Contribuição dos Autores:
Concepção: FM
Coleta de dados: FM
Análise de dados: FM
Elaboração do manuscrito: FM
Revisões críticas de conteúdo intelectual importante: AOW
Aprovação final do manuscrito: AOW
Consentimento de uso de imagem: Não se Aplica
Aprovação, ética e consentimento: Não se Aplica
1 Para uma introdução mais detalhada a essas duas formas de erotismo (incluindo sua controversa importação ao Ocidente, sobretudo desde a contracultura dos anos 1960, quando diversas escolas de transmissão passam a ser acusadas de comodificação e/ou charlatanismo e/ou eliminação da moldura meditacional esotérica [ver, p. ex., Kripal, 2007; Urban, 2000]), os chamados "estudos acadêmicos tântricos e taoístas", dois subcampos dos estudos religiosos desenvolvidos e consolidados, no decorrer dos últimos 30 anos, em diversos departamentos universitários na Europa, América do Norte e Ásia (mas sem repercussões identificáveis, até o momento, no Brasil), já disponibilizaram consistente literatura. Ótimos exemplos são Tantra: Sex, secrecy, politics, and power in the study of religion, de Hugh Urban (2003); "Remembering ourselves: On some countercultural echoes of contemporary tantric studies", de Jeffrey J. Kripal (2007); "The cult of ecstasy: Tantrism, the New Age and the spiritual logic of late capitalism, de Urban (2000); e Internal alchemy: Self, society and the quest for immortality, org. Kohn e Robin R. Wang (2009).
2 Em entrevistas de Cronenberg sobre eXistenZ, há alguma elaboração do diretor a respeito da metáfora fílmica anal da prótese lombar, mas não se encontram menções ao erotismo tântrico ou taoísta (ex., Grünberg, 2006).
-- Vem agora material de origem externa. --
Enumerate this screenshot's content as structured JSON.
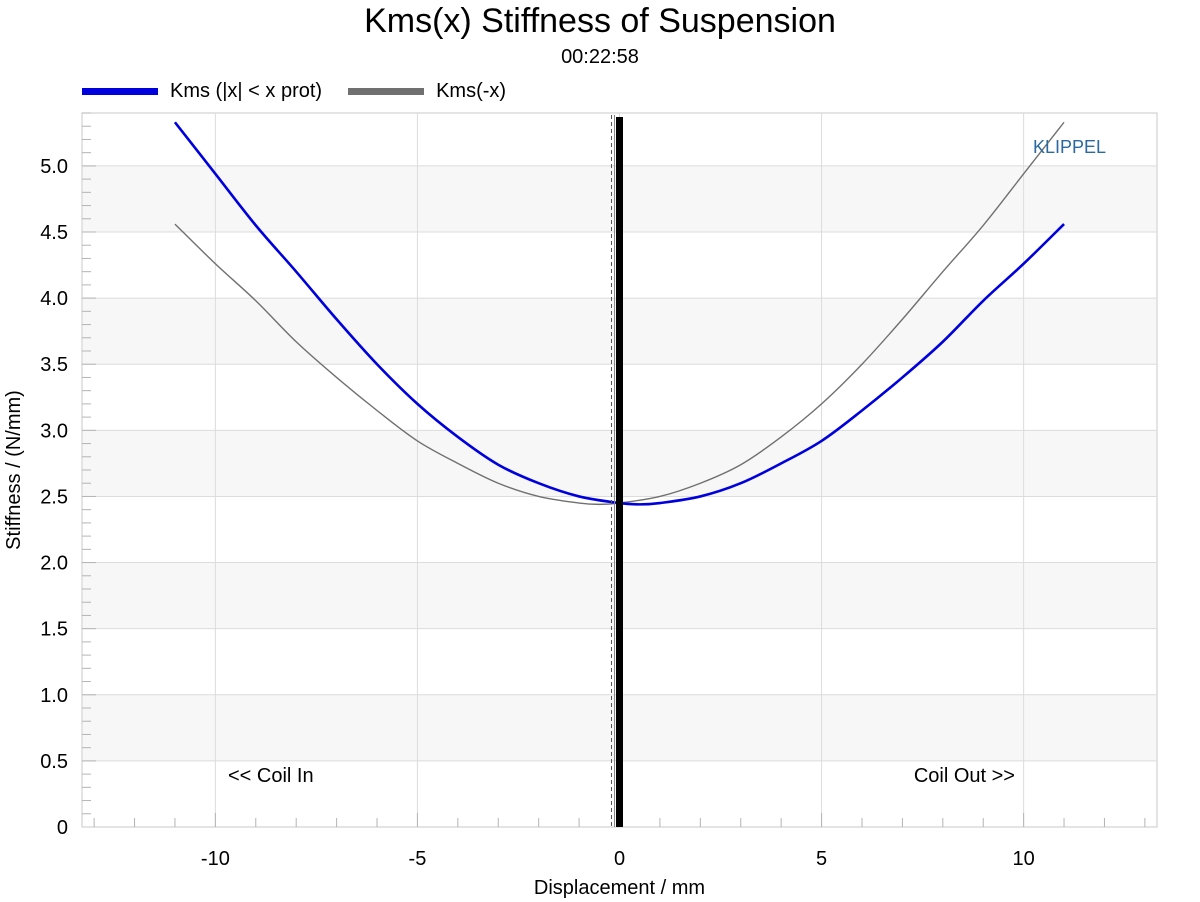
{
  "chart_data": {
    "type": "line",
    "title": "Kms(x) Stiffness of Suspension",
    "subtitle": "00:22:58",
    "xlabel": "Displacement / mm",
    "ylabel": "Stiffness / (N/mm)",
    "xlim": [
      -13.3,
      13.3
    ],
    "ylim": [
      0,
      5.4
    ],
    "x_ticks": [
      -10,
      -5,
      0,
      5,
      10
    ],
    "x_tick_labels": [
      "-10",
      "-5",
      "0",
      "5",
      "10"
    ],
    "y_ticks": [
      0,
      0.5,
      1.0,
      1.5,
      2.0,
      2.5,
      3.0,
      3.5,
      4.0,
      4.5,
      5.0
    ],
    "y_tick_labels": [
      "0",
      "0.5",
      "1.0",
      "1.5",
      "2.0",
      "2.5",
      "3.0",
      "3.5",
      "4.0",
      "4.5",
      "5.0"
    ],
    "grid": true,
    "legend_position": "top-left",
    "series": [
      {
        "name": "Kms (|x| < x prot)",
        "color": "#0000dd",
        "x": [
          -11,
          -10,
          -9,
          -8,
          -7,
          -6,
          -5,
          -4,
          -3,
          -2,
          -1,
          0,
          0.5,
          1,
          2,
          3,
          4,
          5,
          6,
          7,
          8,
          9,
          10,
          11
        ],
        "y": [
          5.33,
          4.94,
          4.55,
          4.2,
          3.84,
          3.5,
          3.2,
          2.95,
          2.74,
          2.6,
          2.5,
          2.45,
          2.44,
          2.45,
          2.5,
          2.6,
          2.75,
          2.92,
          3.15,
          3.4,
          3.67,
          3.98,
          4.26,
          4.56
        ]
      },
      {
        "name": "Kms(-x)",
        "color": "#707070",
        "x": [
          -11,
          -10,
          -9,
          -8,
          -7,
          -6,
          -5,
          -4,
          -3,
          -2,
          -1,
          -0.5,
          0,
          1,
          2,
          3,
          4,
          5,
          6,
          7,
          8,
          9,
          10,
          11
        ],
        "y": [
          4.56,
          4.26,
          3.98,
          3.67,
          3.4,
          3.15,
          2.92,
          2.75,
          2.6,
          2.5,
          2.45,
          2.44,
          2.45,
          2.5,
          2.6,
          2.74,
          2.95,
          3.2,
          3.5,
          3.84,
          4.2,
          4.55,
          4.94,
          5.33
        ]
      }
    ],
    "reference_line_x": 0,
    "annotations": {
      "left": "<< Coil In",
      "right": "Coil Out >>",
      "brand": "KLIPPEL"
    }
  }
}
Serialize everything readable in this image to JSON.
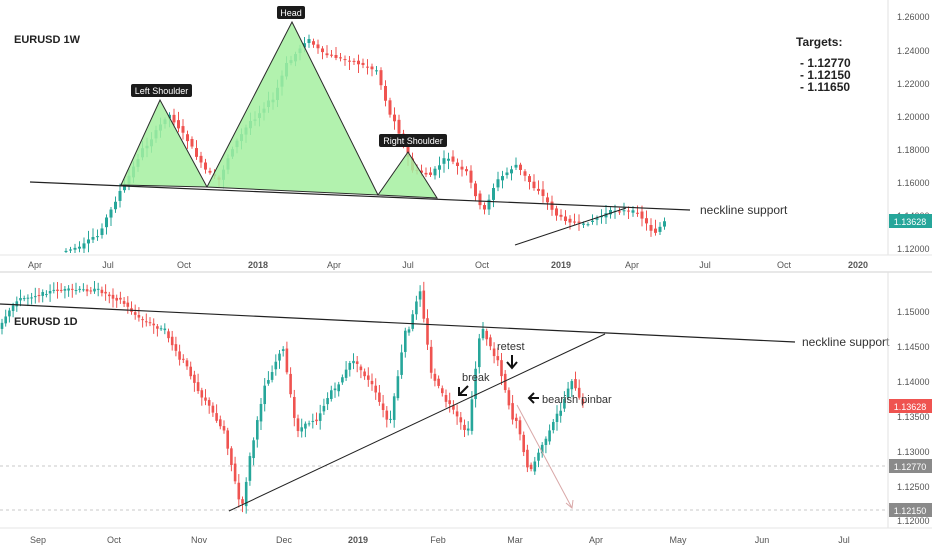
{
  "colors": {
    "up": "#26a69a",
    "down": "#ef5350",
    "pattern_fill": "#a5f0a0",
    "pattern_stroke": "#2b2b2b",
    "price_tag": "#ef5350",
    "dashed_level": "#c9c9c9",
    "projection_arrow": "#d9a8a8"
  },
  "weekly": {
    "symbol_label": "EURUSD 1W",
    "targets_title": "Targets:",
    "targets": [
      "- 1.12770",
      "- 1.12150",
      "- 1.11650"
    ],
    "neckline_label": "neckline support",
    "pattern_labels": {
      "left_shoulder": "Left Shoulder",
      "head": "Head",
      "right_shoulder": "Right Shoulder"
    },
    "price_ticks": [
      "1.26000",
      "1.24000",
      "1.22000",
      "1.20000",
      "1.18000",
      "1.16000",
      "1.14000",
      "1.12000"
    ],
    "last_price": "1.13628",
    "time_ticks": [
      "Apr",
      "Jul",
      "Oct",
      "2018",
      "Apr",
      "Jul",
      "Oct",
      "2019",
      "Apr",
      "Jul",
      "Oct",
      "2020"
    ]
  },
  "daily": {
    "symbol_label": "EURUSD 1D",
    "neckline_label": "neckline support",
    "annotations": {
      "retest": "retest",
      "break": "break",
      "bearish_pinbar": "bearish pinbar"
    },
    "price_ticks": [
      "1.15000",
      "1.14500",
      "1.14000",
      "1.13500",
      "1.13000",
      "1.12500",
      "1.12000"
    ],
    "last_price": "1.13628",
    "target_tags": [
      "1.12770",
      "1.12150"
    ],
    "time_ticks": [
      "Sep",
      "Oct",
      "Nov",
      "Dec",
      "2019",
      "Feb",
      "Mar",
      "Apr",
      "May",
      "Jun",
      "Jul"
    ]
  },
  "chart_data": [
    {
      "type": "candlestick",
      "title": "EURUSD 1W",
      "ylim": [
        1.117,
        1.264
      ],
      "x_range": [
        "2017-03",
        "2020-01"
      ],
      "grid": false,
      "head_and_shoulders": {
        "left_shoulder_peak": 1.209,
        "head_peak": 1.2555,
        "right_shoulder_peak": 1.178,
        "neckline_level": [
          1.16,
          1.145
        ],
        "targets": [
          1.1277,
          1.1215,
          1.1165
        ]
      },
      "last_price": 1.13628
    },
    {
      "type": "candlestick",
      "title": "EURUSD 1D",
      "ylim": [
        1.1195,
        1.1575
      ],
      "x_range": [
        "2018-09",
        "2019-07"
      ],
      "grid": false,
      "neckline_support": [
        1.151,
        1.1455
      ],
      "ascending_trendline": [
        1.1215,
        1.1468
      ],
      "levels": [
        1.1277,
        1.1215
      ],
      "last_price": 1.13628
    }
  ]
}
3 São inúmeros os elementos em eXistenZ que, a meu ver, autorizam a entender que a alegoria dessa transa contemplativa remeta aos erotismos tântrico e taoísta. Por exemplo, no plano visual, tanto o design e a iconografia da abertura do filme, quanto a disposição coreográfica/geométrica dos corpos de Pikul e Allegra, deitados sobre a cama e conectados por cabos ao gamepad, remetem com nitidez à iconografia esotérica e erótica taoísta. Já na esfera narrativa, veja-se a longa série, estruturada e recorrente, de diálogos entre Allegra e Pikul (de que a Introdução oferece uma mostra) que carrega duplo sentido e, em nível metafórico, pode ser tomada como a representação de um tour iniciático à experiência erótica taoísta ou tântrica, em que ela é mestra e ele é discípulo. A fala de Allegra sintetiza: "[Nossos corpos] estão aonde os deixamos. Quietinhos, de olhos fechados... como se estivessem meditando."
4 Fora do espaço da recepção crítica em sentido estrito, um peculiar exemplo de recepção da alegoria tântrico-taoísta do filme, no campo das artes, é o da banda Post-Human Tantra, do artista transmidiático brasileiro Edgar Franco, que não apenas assinala sua inspiração direta em eXistenZ, como criou uma performance denominada "Penetrating the Virgin Bioport", apresentada no Festival "Children of the Darkness II", em Anápolis, GO, em 2017 - criação esta que já foi inclusive objeto de análise acadêmica (Fortuna, 2017).